Dangerous concentrations of algae such as "red tides" have been consistently emerging in locations around the world. A region in Southern Australia is experiencing a nine-month toxic algae bloom that spans thousands of miles and has caused thousands of deaths across marine species. Such harmful algal blooms (HABs) produce toxins that can force municipalities to close beaches and lakes due to public health risks.
Excess amounts of nutrient input from land sources into aquatic environments, such as agricultural runoff and waste discharge, typically have been blamed as the source of harmful algae blooms. But data from a new study by University of California San Diego researchers reveals that petroleum-based plastic pollution may be amplifying these problems by removing the animals that keep algae in check.
Plastic pollution has been found in every area of the planet, from the recesses of the deep sea to Arctic sea ice. Broken down bits of microplastics have emerged as a serious health issue since they have been found in human blood and in vital organs such as the brain and lungs. In recent years, plastic developed from biodegradable materials have emerged as a safer alternative for human health and the environment.
Researchers in UC San Diego's Department of Ecology, Behavior and Evolution (School of Biological Sciences) and Department of Chemistry and Biochemistry (School of Physical Sciences) conducted a three-month study comparing the environmental effects of conventional fossil fuel-based polyurethane plastic and recently developed biodegradable plastic. The biodegradable plastic included sustainable material developed in UC San Diego laboratories and sold by the university spinoff company Algenesis.
"We see all this plastic out there but how is it changing populations of algae, bacteria, seabirds or fish? We really don't know," said Biological Sciences Professor Jonathan Shurin, the senior author of the study , which appears in the new journal Communications Sustainability. "We know algae blooms are partly due to nutrient pollution, but this study is showing that some of the algae blooms that we see around the world may also be due in part to the effects of plastic on the animals that normally control algae."

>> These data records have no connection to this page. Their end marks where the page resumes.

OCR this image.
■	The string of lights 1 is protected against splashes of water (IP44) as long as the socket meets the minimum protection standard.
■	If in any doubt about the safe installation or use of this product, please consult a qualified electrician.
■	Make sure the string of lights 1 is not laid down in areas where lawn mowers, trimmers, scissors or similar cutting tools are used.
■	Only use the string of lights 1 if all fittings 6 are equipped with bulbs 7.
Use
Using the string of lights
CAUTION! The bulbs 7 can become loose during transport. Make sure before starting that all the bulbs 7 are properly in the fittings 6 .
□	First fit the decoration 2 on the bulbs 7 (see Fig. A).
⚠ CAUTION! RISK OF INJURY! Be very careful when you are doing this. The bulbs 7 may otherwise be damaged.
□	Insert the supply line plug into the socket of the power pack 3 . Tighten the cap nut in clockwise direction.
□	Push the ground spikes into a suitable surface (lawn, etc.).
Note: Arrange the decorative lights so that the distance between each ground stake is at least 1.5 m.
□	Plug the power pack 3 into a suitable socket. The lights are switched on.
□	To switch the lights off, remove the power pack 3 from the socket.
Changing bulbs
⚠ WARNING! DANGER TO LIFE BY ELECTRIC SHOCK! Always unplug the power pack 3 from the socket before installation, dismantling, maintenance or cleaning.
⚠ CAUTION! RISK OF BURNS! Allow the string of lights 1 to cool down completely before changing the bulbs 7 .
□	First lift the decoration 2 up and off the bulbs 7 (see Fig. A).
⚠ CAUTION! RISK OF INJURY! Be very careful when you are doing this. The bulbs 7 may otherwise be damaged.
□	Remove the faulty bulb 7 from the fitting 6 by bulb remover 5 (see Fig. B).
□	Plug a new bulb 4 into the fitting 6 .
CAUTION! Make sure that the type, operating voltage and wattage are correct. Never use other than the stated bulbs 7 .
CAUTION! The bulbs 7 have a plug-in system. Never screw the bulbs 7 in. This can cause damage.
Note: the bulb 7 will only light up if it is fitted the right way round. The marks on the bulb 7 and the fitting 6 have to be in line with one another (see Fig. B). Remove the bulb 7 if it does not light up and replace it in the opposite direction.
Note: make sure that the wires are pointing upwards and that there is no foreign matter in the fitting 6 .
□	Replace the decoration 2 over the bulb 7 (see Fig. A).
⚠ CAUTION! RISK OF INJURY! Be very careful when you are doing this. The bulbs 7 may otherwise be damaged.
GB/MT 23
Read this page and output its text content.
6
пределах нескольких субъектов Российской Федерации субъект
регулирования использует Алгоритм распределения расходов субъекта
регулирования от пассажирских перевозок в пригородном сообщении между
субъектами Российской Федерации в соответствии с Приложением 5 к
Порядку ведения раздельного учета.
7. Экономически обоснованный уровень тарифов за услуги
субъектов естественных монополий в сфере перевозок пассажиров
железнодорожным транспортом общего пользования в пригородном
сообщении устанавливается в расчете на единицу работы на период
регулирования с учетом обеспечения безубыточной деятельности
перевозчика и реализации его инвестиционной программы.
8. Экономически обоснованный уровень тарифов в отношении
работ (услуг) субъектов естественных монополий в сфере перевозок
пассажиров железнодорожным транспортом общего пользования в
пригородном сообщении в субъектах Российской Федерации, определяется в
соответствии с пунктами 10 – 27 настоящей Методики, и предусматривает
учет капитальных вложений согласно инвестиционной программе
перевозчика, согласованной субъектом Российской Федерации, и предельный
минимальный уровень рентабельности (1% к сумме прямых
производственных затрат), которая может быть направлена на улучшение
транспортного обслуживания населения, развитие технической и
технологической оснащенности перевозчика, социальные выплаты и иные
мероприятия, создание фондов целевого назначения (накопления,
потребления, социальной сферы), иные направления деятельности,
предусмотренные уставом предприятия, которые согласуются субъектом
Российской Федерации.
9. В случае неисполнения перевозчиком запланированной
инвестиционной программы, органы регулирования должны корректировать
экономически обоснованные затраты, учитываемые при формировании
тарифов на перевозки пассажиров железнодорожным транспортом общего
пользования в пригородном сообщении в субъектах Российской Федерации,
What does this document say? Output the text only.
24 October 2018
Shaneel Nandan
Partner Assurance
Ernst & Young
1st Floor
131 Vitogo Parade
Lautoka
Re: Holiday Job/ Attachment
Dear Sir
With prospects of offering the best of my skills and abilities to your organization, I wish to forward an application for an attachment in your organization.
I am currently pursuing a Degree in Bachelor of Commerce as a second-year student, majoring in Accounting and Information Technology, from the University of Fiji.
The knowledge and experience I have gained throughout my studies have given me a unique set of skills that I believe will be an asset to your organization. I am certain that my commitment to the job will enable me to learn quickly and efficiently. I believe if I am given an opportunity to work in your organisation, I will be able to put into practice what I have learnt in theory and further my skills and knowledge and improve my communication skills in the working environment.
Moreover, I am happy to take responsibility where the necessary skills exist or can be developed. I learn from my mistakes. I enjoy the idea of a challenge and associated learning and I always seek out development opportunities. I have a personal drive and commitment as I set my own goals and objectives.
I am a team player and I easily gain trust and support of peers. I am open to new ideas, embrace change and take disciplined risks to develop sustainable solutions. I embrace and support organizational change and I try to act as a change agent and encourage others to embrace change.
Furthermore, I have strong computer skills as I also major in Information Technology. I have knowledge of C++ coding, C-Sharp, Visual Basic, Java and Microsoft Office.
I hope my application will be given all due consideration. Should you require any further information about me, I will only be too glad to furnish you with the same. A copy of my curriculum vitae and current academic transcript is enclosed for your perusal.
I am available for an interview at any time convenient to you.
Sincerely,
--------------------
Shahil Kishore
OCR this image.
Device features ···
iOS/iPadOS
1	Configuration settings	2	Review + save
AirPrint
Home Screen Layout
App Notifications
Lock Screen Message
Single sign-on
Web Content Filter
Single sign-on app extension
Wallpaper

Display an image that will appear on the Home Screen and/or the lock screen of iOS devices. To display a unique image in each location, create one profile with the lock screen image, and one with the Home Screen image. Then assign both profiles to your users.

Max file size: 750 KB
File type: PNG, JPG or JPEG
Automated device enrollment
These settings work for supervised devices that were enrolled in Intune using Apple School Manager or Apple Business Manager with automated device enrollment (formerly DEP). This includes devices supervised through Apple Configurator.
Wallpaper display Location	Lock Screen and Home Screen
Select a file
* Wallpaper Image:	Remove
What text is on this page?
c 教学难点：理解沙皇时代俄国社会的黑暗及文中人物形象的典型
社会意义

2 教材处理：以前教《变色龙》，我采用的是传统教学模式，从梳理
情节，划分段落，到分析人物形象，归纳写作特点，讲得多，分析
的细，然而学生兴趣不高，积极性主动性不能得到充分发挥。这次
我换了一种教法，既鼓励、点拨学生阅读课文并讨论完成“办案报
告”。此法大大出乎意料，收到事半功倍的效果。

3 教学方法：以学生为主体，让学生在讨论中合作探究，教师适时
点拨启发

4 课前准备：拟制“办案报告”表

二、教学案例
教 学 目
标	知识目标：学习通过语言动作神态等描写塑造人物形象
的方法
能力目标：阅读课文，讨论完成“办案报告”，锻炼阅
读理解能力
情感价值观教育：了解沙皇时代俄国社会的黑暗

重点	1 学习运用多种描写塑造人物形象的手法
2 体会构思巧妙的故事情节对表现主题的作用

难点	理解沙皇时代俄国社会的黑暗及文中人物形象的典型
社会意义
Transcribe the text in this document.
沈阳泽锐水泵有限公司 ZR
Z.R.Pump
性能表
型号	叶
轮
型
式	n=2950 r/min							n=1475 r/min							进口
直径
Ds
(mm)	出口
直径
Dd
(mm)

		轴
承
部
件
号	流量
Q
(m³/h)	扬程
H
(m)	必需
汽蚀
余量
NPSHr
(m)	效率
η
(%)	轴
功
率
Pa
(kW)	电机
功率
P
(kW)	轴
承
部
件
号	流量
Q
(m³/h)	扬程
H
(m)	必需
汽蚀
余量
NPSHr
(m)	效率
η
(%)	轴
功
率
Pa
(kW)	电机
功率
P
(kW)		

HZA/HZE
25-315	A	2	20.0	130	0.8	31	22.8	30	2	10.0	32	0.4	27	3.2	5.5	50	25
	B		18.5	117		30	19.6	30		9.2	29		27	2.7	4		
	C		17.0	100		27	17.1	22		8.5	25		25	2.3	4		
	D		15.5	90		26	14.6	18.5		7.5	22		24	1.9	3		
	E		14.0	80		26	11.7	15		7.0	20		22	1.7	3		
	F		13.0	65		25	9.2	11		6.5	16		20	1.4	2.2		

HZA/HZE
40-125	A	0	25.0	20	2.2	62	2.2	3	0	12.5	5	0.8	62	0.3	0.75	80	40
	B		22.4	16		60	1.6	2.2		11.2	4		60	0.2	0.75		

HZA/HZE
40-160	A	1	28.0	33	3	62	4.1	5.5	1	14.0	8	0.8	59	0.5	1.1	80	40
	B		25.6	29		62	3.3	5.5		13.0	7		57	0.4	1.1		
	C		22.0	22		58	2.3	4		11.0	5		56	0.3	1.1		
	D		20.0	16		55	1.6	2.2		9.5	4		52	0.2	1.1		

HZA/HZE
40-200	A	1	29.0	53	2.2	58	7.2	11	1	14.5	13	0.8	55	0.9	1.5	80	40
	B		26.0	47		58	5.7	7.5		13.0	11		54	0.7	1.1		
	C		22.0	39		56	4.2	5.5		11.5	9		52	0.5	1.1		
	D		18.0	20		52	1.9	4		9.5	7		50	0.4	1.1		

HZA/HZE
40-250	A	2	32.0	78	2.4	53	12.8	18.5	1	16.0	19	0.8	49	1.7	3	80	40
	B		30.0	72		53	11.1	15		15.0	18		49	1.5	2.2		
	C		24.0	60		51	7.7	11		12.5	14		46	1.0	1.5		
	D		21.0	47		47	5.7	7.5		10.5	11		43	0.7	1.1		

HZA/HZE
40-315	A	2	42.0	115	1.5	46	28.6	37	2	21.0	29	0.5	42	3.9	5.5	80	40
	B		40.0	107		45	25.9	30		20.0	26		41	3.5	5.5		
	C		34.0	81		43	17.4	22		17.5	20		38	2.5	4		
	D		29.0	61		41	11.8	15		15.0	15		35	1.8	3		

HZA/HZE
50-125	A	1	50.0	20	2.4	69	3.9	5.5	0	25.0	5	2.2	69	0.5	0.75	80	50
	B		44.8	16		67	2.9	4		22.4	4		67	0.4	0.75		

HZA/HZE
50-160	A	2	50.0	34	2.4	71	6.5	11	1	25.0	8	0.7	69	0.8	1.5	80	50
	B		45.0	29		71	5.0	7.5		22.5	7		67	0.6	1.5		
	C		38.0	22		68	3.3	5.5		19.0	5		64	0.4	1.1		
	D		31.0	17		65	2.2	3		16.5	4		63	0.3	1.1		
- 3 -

Researchers have documented how contaminated rivers flowing into the ocean can lead to a surge of excess nutrients. In such "bottom up" scenarios, excess chemicals can rapidly boost algae, which consume oxygen when they die and lead to aquatic "dead zones."
In the new study, which compared different types of plastics across 30 experimental pond ecosystems, researchers found that fossil fuel plastics can lead to "top down" effects by killing off the animals that eat algae. The experiments showed that microplastics change communities of microbes, including organisms such as algae and bacteria.
Inside the tanks with fossil fuel plastic, researchers saw the numbers of zooplankton — tiny aquatic animals that consume algae and other species, and are a food source for fish and other animals — immediately plummet. Lacking zooplankton grazers, algae concentrations quickly spiked in these tanks. In contrast, tanks tested with biologically based plastics featured a much smaller impact on zooplankton and other members of the community ecosystem.
"The petroleum plastic seemed to have a strong negative effect on the zooplankton populations," said Scott Morton, the first author of the study and a Biological Sciences graduate student. "They seemed to either die off or reduce their reproduction very quickly. Bioplastic didn't have the same effect. That cascades down to the algae. In the petroleum tanks, fewer zooplankton consuming all that algae means you have more in the system and that leads to the algal blooms that we saw."
The researchers also documented the emergence of distinct communities of bacteria growing in the presence of the plastic, but the cause is not yet clear.
"Our results indicate that microplastics may tip the balance of conditions in favor of algal blooms," the authors conclude in their study. "These results collectively illustrate that microplastics, particularly petroleum-derived plastics, may destabilize microbial community structure and function."
Although the ecological impacts of microplastics are only beginning to be studied, the authors note that transitioning to a biodegradable plastics economy would likely mitigate the environmental impact of plastics in aquatic ecosystems.
For the past decade, coauthor Professor Michael Burkart and his group in the Department of Chemistry and Biochemistry have been developing and commercializing bio-based plastics expressly designed to biodegrade in the natural environment, which can be incorporated into consumer products like surfboards, flip-flops and cell phone cases. "It is critical for us to understand how these new materials compare to traditional petroleum plastics when discarded in the environment," said Burkart. "While all man-made objects have an impact on the planet, our goal is to minimize the ecological and health hazards of these now ubiquitous materials."
The researchers are now further exploring their results by testing different types of biodegradable plastics, including " living plastic " filled with bacterial spores that break down the plastic material at the end of its life cycle.
The authors of the study were: Scott G. Morton, Gabriel Vucelic-Frick, Jonathan R. Dickey, Bhausaheb S. Rajput, Cody J. Spiegel, Dahlia A. Loomis, Sara L. Jackrel, Michael D. Burkart, Jonathan B. Shurin.
The research was supported by UC San Diego's Pathways in Biological Sciences Training Program through a grant from the National Institute of General Medical Sciences (T32 GM133351) and the Department of Energy (DE-EE0009295).
Competing interest disclosure: Burkart is the founder and holds an equity position in Algenesis Materials, which seeks to commercialize renewable materials.